Main Outcomes and Measures  Proportion of children requiring repeated TT (r-TT). Secondary outcomes included proportion of children with recurrent acute otitis media (RAOM), otitis media with effusion (OME), otorrhea, or any combination of the 3.

Results  Fifteen articles met inclusion criteria. Ten studies (n = 71 353) reported that primary Ad + TT decreased the risk of r-TT or risk of RAOM, OME, or otorrhea compared with TT alone. Four studies (n = 538) reported no difference between Ad + TT groups compared with TT-only groups in the prevention of r-TT or of RAOM, OME, or otorrhea. Despite significant heterogeneity, limited meta-analysis and pooling of data revealed that the estimated rate of r-TT for children undergoing primary adenoidectomy was 17.2% (95% CI, 12.2%-22.2%) vs 31.8% (95% CI, 23.9%-39.8%) for children undergoing primary TT only.
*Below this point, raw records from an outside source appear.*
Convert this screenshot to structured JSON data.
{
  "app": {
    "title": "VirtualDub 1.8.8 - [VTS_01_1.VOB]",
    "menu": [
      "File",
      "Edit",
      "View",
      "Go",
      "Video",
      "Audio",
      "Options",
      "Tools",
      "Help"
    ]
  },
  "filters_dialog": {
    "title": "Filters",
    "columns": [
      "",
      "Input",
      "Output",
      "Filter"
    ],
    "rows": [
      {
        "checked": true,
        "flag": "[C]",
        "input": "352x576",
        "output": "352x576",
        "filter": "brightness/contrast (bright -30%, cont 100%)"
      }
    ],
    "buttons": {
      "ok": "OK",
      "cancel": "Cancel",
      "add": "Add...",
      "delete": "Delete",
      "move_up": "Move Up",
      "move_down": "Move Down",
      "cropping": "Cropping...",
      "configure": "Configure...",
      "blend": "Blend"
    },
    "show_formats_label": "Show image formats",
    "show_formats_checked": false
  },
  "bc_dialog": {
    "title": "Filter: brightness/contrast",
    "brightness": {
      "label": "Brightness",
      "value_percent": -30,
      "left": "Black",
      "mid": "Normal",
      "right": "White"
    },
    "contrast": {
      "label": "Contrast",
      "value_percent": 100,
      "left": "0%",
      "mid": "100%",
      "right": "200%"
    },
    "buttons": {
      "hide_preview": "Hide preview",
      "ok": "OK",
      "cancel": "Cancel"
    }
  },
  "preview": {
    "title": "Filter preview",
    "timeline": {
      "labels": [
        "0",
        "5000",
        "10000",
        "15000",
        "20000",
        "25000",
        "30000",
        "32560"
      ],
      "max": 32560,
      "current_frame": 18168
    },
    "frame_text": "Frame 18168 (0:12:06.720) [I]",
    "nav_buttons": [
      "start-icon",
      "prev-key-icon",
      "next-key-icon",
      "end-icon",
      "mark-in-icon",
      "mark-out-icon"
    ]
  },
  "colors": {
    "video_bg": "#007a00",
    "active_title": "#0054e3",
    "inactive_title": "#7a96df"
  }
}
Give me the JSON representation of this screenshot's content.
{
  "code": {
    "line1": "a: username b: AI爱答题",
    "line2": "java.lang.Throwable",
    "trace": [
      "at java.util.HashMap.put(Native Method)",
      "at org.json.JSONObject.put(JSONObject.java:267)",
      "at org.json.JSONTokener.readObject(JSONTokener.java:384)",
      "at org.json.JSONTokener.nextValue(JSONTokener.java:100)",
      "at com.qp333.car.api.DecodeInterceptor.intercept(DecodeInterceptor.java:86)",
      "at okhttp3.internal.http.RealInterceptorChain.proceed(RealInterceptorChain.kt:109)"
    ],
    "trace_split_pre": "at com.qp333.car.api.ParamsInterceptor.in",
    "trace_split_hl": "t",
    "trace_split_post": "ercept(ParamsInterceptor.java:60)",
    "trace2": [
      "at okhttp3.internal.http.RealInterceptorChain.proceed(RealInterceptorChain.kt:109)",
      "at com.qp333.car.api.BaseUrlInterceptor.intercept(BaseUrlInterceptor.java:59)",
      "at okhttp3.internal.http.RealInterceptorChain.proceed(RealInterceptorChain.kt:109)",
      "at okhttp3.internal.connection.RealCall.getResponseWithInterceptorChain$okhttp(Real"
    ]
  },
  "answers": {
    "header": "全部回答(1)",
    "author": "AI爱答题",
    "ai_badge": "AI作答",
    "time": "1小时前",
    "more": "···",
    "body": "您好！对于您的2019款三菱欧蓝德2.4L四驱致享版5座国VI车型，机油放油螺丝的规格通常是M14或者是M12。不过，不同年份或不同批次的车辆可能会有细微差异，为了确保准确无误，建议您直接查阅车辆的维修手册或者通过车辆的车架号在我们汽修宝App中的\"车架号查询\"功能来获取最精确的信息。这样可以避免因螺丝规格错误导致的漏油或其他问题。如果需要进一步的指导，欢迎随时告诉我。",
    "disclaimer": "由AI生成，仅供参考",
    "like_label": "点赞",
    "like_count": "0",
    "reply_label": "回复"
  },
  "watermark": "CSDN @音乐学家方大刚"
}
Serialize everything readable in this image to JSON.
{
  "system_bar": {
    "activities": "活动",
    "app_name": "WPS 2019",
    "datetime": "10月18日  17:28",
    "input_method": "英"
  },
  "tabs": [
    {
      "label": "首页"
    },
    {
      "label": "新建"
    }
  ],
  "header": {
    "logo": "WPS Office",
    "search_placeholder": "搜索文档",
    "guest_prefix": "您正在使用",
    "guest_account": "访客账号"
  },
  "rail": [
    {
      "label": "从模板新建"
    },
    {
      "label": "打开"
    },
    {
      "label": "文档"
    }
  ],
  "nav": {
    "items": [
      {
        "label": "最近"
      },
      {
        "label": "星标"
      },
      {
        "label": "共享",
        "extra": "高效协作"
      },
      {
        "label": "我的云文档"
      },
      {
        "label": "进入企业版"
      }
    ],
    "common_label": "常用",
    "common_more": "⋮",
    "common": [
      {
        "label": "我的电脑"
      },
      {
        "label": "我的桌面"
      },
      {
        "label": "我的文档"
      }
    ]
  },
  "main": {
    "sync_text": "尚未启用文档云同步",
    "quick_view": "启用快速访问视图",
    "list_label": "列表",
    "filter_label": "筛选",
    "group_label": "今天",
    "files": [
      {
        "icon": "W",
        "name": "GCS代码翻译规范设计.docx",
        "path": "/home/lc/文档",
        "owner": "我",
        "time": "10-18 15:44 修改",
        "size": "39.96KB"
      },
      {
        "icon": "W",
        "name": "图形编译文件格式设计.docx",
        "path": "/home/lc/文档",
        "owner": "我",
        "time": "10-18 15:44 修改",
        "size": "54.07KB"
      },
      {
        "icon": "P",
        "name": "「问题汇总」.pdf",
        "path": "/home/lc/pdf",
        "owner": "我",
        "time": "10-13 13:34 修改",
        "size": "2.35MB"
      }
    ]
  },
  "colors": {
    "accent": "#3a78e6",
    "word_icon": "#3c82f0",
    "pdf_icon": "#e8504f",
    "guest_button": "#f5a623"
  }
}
When stratified by age younger than 4 years, the protective effects of adenoidectomy were diminished.

Conclusions and Relevance  The current evidence suggests that primary Ad + TT may be superior to TT only in decreasing the risk of r-TT and the risk of RAOM, OME, or otorrhea. Limitations include heterogeneity of the source data, with the predominance of retrospective data as well as studies with older children supporting the superiority of adjuvant adenoidectomy. The practice of Ad + TT may decrease the risk of repeated surgery in children older than 4 years.